Anna Powierza często publikuje posty z życia prywatnego na profilu w mediach społecznościowych. Na Instagramie zebrała już ponad 46 tysięcy obserwujących. Tym razem zaniepokoiła fanów swoim stanem. Na relacji powiedziała, że "musiała zapłacić za sprawianie bólu". Obserwatorzy przerazili się nie na żarty. Po jakimś czasie Powierza wstawiła post z wyjaśnieniami. Jak się okazało, zdecydowała się na nietypowy zabieg medycyny estetycznej.
"Zrobiłam to! Tak jak za nic bym nic w siebie nie wstrzyknęła, tak wycinanie to zupełnie inna bajka. Tym razem cudna pani doktor wycięła nadmiar skóry na powiekach" - zaczęła wpis uradowana aktorka. W dalszej części postu czytamy, że gwiazda wykonała zabieg w ramach NFZ. "Czeka się długo, ale warto! Pomimo tego, jak wyglądałam, czułam się wspaniale. Nic nie bolało" - przekonuje Powierza. Obserwatorzy pozytywnie skomentowali post aktorki, która zmieściła kolaż ze zdjęciami dokumentującymi gojenie obrzęków. "Super. Było ładnie, a jest jeszcze lepiej. Myślę o takim zabiegu, a jeśli jest refundowany, to tym bardziej", "Też jestem po i uważam, że to najlepsze, co mogłam dla siebie zrobić. Zdrówka!" - czytamy.
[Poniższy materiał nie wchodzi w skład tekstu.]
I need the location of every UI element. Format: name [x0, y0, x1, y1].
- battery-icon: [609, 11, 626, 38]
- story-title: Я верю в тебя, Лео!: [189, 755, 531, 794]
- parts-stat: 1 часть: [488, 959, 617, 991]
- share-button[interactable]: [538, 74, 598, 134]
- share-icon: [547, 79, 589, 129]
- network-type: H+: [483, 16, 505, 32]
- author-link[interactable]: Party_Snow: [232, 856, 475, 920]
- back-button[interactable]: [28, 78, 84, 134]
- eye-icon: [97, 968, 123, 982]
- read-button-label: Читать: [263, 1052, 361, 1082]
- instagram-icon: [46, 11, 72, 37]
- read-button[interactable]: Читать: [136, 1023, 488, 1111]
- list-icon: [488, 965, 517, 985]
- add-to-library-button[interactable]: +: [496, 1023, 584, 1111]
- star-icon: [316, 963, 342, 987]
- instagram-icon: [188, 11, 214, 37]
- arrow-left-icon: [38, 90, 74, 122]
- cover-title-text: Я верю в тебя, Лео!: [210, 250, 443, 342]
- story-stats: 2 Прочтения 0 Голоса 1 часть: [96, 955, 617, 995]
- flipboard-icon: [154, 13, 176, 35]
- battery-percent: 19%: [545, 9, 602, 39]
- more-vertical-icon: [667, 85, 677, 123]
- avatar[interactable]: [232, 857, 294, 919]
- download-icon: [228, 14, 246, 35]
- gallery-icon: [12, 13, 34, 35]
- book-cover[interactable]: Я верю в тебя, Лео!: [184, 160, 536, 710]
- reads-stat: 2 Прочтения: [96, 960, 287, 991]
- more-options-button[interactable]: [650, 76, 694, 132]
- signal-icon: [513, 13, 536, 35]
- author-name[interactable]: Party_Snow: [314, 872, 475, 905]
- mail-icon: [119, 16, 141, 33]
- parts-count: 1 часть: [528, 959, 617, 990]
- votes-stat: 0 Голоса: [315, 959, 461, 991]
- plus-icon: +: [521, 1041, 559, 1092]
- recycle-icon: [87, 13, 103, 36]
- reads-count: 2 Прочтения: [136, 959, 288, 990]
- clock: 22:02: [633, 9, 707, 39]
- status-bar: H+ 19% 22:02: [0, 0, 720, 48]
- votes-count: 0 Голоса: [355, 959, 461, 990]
Na zabieg na powiekach zdecydował się również w ostatnim czasie Tomasz Oświeciński. Aktor-amator kojarzony z roli gangsterów poinformował obserwatorów, że przeszedł operację plastyczną w celu usunięcia opadających powiek. "Problem opadających powiek stanowi defekt kosmetyczny, który zwykle kojarzony jest z kobietami. Niestety nie tylko dla nich bywa uciążliwy" - zaczął wpis Oświeciński. Aktor przyznał dalej, że opadające powieki powodowały u niego ograniczenie widzenia. "Z biegiem czasu problem jest coraz poważniejszy i może ograniczać pole widzenia. Tak było niestety w moim przypadku. Na powiece miałem również dużą bliznę po wypadku, która dodatkowo powodowała, że na prawe oko coraz mniej widziałem. Postanowiłem, że skonsultuję się z lekarzem. I stało się..." - czytamy we wpisie zawodnika MMA.